In filamentous fungi, amyloid signaling sequences allow Nod-like receptors (NLRs) to activate downstream cell-death inducing proteins with HeLo and HeLo-like (HELL) domains and amyloid RHIM and RHIM-related motifs control immune defense pathways in mammals and flies. Herein, we show bioinformatically that analogous amyloid signaling motifs exist in bacteria. These short motifs are found at the N terminus of NLRs and at the C terminus of proteins with a domain we term BELL. The corresponding NLR and BELL proteins are encoded by adjacent genes. We identify 10 families of such bacterial amyloid signaling sequences (BASS), one of which (BASS3) is homologous to RHIM and a fungal amyloid motif termed PP. BASS motifs occur nearly exclusively in bacteria forming multicellular structures (mainly in Actinobacteria and Cyanobacteria).

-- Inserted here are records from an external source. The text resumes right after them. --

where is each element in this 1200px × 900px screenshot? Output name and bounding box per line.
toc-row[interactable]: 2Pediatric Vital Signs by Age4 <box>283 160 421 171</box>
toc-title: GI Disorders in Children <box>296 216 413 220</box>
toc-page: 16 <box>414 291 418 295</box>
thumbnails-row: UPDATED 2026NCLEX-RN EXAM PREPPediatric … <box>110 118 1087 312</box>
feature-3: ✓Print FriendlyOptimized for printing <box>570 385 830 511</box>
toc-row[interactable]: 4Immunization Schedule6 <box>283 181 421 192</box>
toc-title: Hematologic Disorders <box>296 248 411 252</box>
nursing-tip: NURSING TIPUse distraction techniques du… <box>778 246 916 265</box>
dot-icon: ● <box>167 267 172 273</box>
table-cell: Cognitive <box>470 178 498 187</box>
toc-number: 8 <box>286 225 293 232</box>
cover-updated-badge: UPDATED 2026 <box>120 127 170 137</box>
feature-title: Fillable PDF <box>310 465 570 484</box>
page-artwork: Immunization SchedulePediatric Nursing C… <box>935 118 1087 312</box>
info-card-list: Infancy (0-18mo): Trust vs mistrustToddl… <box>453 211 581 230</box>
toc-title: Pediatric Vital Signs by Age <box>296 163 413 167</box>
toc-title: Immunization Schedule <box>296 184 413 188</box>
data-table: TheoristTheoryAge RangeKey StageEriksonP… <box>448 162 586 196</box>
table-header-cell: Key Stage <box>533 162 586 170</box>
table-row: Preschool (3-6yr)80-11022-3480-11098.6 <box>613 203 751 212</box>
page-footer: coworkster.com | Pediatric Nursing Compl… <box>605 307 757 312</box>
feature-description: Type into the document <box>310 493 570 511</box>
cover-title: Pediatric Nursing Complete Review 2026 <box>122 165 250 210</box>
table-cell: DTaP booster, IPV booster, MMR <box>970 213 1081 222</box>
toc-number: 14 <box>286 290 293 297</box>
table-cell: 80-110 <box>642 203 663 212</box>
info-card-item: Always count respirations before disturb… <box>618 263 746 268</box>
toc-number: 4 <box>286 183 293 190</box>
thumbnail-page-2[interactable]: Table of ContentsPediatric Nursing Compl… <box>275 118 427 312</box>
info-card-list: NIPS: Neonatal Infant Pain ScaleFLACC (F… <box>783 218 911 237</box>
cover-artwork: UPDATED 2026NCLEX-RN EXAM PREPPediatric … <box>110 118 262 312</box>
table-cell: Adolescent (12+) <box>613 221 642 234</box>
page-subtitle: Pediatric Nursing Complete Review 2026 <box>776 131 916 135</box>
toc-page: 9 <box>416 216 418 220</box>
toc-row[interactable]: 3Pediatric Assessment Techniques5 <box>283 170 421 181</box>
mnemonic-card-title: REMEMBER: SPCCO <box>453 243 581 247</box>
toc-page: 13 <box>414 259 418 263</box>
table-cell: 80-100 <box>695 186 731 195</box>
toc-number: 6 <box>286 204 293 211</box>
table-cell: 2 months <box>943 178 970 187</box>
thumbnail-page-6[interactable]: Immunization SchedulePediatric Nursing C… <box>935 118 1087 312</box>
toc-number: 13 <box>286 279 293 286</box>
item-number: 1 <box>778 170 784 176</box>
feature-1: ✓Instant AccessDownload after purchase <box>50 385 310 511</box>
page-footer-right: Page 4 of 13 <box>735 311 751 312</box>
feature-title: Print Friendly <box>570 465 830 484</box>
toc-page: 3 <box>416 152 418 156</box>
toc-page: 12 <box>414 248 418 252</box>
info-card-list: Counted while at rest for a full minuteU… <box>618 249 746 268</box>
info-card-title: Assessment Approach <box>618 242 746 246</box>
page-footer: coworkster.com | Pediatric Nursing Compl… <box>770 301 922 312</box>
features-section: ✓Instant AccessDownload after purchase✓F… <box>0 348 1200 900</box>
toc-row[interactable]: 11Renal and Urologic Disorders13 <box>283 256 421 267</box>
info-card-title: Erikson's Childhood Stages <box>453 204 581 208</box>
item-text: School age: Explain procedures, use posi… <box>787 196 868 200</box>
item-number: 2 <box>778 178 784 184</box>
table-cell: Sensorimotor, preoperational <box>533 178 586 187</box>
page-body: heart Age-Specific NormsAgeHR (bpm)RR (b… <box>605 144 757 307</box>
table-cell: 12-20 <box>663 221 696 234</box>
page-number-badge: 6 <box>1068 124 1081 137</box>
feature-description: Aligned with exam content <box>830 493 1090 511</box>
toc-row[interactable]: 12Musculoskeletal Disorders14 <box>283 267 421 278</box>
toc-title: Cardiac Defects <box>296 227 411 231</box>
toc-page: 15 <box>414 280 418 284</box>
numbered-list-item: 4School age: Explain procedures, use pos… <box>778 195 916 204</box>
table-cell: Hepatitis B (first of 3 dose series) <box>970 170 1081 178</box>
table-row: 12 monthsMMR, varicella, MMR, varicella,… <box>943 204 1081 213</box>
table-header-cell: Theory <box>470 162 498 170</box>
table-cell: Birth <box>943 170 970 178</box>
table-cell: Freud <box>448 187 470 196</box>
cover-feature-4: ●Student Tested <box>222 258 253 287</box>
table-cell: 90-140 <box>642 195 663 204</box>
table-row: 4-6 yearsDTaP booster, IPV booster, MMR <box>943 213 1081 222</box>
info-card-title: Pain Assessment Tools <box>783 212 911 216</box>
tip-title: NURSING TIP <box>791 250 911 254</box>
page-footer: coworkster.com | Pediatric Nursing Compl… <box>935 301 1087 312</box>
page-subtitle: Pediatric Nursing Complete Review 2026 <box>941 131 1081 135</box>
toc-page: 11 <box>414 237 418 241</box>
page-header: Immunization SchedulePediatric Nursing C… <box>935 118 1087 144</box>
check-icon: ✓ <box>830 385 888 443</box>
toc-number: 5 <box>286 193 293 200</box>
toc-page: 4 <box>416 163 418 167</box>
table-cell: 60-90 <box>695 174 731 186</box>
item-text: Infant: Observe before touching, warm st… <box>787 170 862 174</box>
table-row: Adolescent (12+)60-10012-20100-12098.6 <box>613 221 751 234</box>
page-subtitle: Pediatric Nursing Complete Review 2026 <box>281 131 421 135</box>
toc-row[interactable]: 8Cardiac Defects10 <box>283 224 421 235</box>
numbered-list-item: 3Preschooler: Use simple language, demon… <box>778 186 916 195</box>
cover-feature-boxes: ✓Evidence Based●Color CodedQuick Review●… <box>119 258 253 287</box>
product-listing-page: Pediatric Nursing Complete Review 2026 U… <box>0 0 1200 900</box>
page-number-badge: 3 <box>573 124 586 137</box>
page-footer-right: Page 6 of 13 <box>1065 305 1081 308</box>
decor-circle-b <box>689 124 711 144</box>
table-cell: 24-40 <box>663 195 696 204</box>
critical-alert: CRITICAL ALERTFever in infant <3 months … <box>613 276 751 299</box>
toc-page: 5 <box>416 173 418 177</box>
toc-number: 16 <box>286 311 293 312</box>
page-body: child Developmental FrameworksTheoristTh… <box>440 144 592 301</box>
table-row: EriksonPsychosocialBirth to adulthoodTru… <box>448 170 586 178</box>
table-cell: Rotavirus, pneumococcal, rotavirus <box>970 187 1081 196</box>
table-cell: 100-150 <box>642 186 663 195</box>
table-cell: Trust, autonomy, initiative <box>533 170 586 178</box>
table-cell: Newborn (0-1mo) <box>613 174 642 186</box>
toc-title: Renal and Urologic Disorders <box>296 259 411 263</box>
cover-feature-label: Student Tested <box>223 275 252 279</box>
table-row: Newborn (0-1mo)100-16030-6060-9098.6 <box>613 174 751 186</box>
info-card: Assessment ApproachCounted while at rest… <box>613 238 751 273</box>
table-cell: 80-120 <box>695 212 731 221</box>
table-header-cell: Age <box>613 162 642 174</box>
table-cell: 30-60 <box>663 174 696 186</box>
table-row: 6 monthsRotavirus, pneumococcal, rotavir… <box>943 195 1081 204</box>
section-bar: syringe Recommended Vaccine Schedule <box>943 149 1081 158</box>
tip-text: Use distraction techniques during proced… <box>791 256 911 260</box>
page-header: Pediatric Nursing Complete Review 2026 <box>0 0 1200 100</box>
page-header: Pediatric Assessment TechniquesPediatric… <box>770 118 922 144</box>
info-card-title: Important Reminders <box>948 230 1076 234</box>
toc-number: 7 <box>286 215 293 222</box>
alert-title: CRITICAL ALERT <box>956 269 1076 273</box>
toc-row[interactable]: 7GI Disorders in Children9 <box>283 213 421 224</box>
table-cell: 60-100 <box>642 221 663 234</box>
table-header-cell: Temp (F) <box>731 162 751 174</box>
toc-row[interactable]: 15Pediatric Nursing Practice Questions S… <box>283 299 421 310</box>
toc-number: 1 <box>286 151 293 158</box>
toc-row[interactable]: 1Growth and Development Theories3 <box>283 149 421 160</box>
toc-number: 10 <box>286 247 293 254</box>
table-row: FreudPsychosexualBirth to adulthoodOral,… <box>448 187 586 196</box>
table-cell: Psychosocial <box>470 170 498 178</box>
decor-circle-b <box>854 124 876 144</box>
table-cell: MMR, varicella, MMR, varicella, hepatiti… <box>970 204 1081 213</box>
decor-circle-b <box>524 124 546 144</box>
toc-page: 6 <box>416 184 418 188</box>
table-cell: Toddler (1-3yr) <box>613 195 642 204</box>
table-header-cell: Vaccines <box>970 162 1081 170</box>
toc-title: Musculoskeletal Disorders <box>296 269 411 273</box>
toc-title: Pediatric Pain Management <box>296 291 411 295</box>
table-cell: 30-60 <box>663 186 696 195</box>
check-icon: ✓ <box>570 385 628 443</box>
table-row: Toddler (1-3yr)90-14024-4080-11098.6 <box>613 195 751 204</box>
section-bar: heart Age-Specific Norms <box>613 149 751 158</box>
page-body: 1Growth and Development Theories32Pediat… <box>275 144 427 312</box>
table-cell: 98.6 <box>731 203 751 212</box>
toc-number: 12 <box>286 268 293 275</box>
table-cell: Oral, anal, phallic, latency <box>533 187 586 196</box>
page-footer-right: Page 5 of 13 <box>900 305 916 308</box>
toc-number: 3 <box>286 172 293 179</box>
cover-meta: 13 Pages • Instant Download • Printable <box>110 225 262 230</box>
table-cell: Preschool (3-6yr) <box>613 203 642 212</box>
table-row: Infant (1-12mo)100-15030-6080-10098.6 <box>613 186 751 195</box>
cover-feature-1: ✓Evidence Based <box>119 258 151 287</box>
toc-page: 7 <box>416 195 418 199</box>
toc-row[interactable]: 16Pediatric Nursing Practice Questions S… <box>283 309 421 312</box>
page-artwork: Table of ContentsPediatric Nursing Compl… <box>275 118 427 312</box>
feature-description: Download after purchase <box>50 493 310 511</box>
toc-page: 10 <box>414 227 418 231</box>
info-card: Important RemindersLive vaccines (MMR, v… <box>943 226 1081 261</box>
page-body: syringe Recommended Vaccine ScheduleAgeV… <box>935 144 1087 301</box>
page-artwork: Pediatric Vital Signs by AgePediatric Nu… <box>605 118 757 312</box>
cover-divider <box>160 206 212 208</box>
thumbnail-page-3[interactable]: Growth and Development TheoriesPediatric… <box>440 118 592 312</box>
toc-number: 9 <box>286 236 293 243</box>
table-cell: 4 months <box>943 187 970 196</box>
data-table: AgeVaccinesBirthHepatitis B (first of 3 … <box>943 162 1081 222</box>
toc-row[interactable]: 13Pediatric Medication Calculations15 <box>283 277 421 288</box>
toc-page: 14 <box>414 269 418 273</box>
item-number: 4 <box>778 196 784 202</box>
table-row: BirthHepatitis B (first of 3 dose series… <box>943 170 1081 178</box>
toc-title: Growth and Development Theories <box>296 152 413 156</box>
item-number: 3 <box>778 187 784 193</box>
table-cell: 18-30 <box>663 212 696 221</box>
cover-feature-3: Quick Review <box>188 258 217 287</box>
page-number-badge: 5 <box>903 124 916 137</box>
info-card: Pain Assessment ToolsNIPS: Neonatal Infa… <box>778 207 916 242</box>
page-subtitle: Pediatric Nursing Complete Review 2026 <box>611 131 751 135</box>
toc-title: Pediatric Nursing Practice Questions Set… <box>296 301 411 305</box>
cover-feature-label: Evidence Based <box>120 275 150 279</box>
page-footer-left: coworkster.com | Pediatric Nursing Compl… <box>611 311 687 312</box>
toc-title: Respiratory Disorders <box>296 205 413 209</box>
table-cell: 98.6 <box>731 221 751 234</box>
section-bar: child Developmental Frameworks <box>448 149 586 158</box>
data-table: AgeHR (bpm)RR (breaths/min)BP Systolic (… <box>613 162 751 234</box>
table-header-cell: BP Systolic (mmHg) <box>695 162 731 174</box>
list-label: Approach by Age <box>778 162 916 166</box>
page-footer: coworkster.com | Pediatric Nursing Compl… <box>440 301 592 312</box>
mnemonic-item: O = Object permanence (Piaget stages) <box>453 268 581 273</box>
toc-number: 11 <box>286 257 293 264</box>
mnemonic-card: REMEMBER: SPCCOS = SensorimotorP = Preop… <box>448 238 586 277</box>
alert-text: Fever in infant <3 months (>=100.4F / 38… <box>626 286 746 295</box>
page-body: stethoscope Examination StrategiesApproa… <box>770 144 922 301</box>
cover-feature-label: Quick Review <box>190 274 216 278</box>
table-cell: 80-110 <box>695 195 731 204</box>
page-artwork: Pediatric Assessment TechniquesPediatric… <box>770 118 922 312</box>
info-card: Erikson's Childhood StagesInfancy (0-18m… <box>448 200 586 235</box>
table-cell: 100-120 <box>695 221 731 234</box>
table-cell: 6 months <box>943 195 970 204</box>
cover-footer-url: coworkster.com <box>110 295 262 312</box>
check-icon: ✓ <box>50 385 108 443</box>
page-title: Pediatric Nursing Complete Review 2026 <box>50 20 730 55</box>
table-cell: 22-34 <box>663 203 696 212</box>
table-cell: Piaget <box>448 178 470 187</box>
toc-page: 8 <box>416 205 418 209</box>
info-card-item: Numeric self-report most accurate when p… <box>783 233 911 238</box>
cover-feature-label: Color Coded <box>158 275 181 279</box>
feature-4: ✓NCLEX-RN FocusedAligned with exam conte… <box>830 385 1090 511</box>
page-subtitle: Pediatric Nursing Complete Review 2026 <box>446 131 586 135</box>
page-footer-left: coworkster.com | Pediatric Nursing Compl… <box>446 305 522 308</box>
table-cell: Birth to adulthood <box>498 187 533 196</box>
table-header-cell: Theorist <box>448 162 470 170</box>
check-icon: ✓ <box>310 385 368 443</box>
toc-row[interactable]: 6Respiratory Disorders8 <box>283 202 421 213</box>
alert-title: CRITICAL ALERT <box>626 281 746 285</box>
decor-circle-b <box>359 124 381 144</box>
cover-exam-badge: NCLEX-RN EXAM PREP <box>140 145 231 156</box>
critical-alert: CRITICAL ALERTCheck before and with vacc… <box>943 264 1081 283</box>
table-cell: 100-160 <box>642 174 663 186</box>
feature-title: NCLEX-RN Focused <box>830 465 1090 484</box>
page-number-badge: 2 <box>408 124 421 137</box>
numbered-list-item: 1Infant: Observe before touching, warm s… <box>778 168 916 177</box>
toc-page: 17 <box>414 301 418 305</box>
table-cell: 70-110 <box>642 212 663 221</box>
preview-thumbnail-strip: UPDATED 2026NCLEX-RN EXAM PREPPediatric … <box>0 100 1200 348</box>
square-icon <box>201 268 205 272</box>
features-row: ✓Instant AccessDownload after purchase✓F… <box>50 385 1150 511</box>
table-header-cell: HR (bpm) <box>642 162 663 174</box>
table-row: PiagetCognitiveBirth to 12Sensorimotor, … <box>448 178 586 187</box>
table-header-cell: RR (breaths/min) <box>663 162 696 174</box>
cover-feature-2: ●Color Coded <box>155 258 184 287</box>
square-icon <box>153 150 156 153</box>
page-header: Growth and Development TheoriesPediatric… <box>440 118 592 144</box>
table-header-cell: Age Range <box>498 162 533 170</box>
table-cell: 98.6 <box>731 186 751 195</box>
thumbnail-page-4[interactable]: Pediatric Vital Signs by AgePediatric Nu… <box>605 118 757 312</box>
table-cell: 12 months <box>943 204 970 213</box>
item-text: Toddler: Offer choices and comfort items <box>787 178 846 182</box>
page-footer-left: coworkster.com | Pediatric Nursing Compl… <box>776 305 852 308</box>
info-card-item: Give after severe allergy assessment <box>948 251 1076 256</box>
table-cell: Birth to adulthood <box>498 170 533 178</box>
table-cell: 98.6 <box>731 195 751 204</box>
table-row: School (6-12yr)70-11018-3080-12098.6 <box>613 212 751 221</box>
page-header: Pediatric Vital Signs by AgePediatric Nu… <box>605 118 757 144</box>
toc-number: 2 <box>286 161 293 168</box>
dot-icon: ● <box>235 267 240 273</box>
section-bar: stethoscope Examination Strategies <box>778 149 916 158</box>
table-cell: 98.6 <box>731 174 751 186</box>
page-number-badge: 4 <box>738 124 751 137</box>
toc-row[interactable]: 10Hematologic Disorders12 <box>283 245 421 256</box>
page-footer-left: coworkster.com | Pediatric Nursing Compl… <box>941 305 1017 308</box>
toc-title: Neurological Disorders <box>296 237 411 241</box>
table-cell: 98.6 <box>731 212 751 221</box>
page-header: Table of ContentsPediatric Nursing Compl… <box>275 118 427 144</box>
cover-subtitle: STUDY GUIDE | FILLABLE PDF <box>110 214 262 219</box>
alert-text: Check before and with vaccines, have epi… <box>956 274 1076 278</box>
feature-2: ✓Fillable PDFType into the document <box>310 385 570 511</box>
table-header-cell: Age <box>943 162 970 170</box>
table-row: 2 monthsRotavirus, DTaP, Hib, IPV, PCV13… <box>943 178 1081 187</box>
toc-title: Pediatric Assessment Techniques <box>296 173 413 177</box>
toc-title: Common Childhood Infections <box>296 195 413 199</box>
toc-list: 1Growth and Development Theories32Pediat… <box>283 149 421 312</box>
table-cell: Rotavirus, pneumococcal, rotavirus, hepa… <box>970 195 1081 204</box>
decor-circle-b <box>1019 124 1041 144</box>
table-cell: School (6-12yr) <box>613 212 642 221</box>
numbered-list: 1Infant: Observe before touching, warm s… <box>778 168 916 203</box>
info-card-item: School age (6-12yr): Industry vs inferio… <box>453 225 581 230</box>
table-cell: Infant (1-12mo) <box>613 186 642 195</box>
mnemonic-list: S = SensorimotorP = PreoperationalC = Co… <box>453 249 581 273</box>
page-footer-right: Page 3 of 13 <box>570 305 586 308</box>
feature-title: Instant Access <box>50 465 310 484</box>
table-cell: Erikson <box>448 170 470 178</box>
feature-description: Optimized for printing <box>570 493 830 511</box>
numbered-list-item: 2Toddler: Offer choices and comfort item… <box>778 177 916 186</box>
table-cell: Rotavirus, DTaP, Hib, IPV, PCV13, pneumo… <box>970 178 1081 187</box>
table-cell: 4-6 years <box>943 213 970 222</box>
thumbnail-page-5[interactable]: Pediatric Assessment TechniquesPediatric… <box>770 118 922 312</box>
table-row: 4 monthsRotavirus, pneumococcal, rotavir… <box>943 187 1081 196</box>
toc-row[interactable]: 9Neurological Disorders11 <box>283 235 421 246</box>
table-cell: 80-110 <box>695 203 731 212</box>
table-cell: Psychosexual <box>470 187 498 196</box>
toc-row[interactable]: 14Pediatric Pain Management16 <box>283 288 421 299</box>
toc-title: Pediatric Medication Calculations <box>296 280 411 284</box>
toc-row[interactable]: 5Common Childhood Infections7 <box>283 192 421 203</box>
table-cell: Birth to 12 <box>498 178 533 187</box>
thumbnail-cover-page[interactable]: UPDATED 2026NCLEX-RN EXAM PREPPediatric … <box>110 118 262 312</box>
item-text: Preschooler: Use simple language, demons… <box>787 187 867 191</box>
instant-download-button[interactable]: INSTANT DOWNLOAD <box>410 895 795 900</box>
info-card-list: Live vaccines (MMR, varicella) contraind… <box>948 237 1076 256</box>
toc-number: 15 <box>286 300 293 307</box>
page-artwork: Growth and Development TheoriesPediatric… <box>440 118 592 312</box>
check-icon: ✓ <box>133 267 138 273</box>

We analyze experimentally a subset of seven of these motifs (from the most common BASS1 family and the RHIM-related BASS3 family) and find that these sequences form fibrils in vitro. Using a fungal in vivo model, we show that all tested BASS-motifs form prions and that the NLR-side motifs seed prion-formation of the corresponding BELL-side motif. We find that BASS3 motifs show partial prion cross-seeding with mammalian RHIM and fungal PP-motifs and that proline mutations on key positions of the BASS3 core motif, conserved in RHIM and PP-motifs, abolish prion formation. This work expands the paradigm of prion amyloid signaling to multicellular prokaryotes and suggests a long-term evolutionary conservation of these motifs from bacteria, to fungi and animals.